Home > News > Taking It One Particle at a Time: Two new characterization platforms reveal that there’s more than one way to size up a nanoparticle.
September 23rd, 2010
Taking It One Particle at a Time: Two new characterization platforms reveal that there’s more than one way to size up a nanoparticle.
Abstract:
Once upon a time, when particles were measured in micrometers and an optical microscope could do the heavy lifting, the size and distribution of particles in a solution were discovered through the strength of a researcher's eyesight.
To see the truly small particles, however, we needed to invent less direct solutions. After the invention of the laser, researchers determined that Rayleigh scattering could accomplish this task. As long as a particle is relatively small when compared to a given wavelength of light, it will scatter light in all directions. If it's highly-collimated light—a laser—it can be measured accurately, and the particle characteristics can be determined by watching how the intensity of reflect light changes over time. It's guaranteed to change, too, because all such small molecules are constantly moving about in Brownian motion.

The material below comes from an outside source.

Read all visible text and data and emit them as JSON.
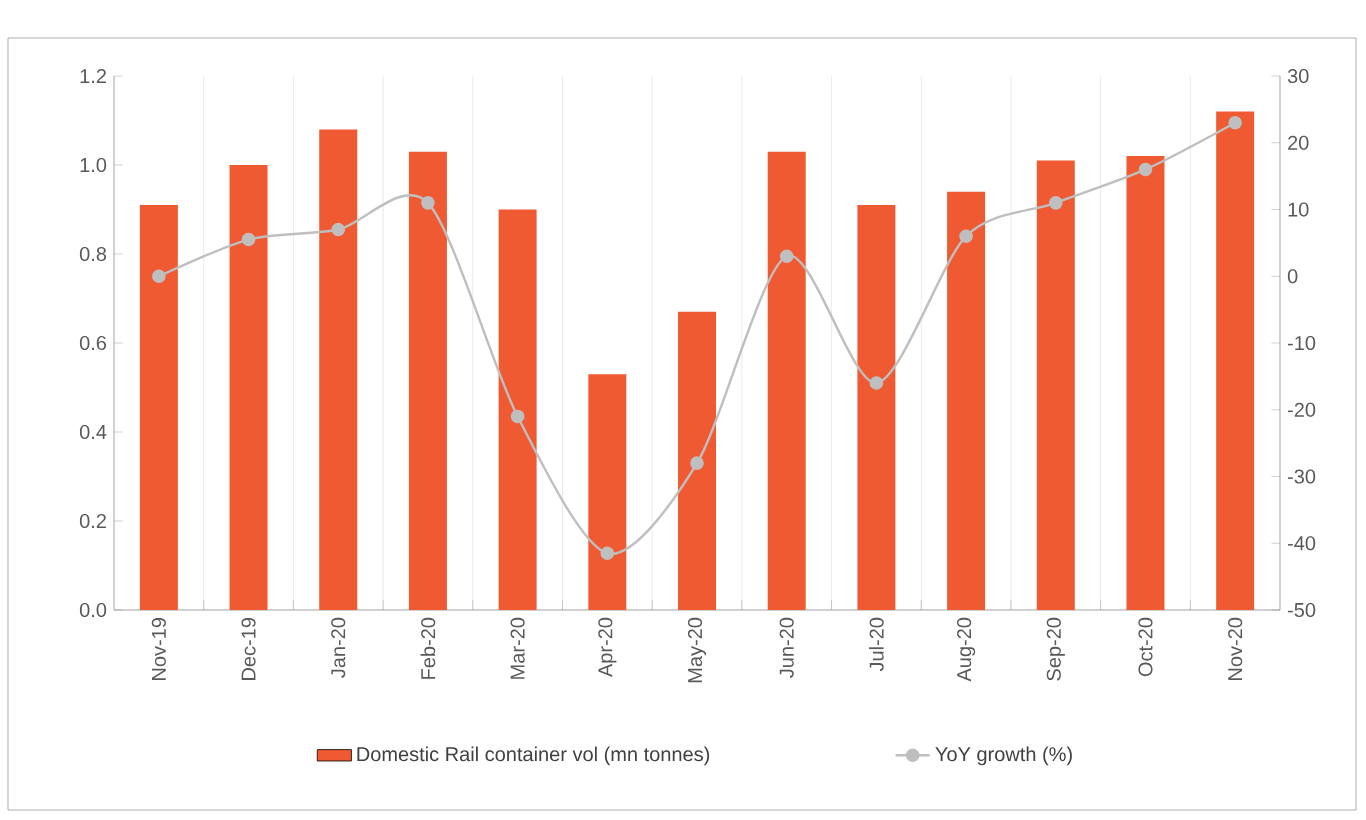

This method, dynamic light scattering (DLS), has become the gold standard for characterization of very small particles since its invention not long after the laser. It is not, of course, the only way to analyze particles. Attenuators, sieves, filters, and centrifuges are all employed for larger particle sizes. But for analyzing samples containing broad distributions of species of widely differing molecular masses (such as proteins and aggregates), DLS is reliably the cost-effective choice.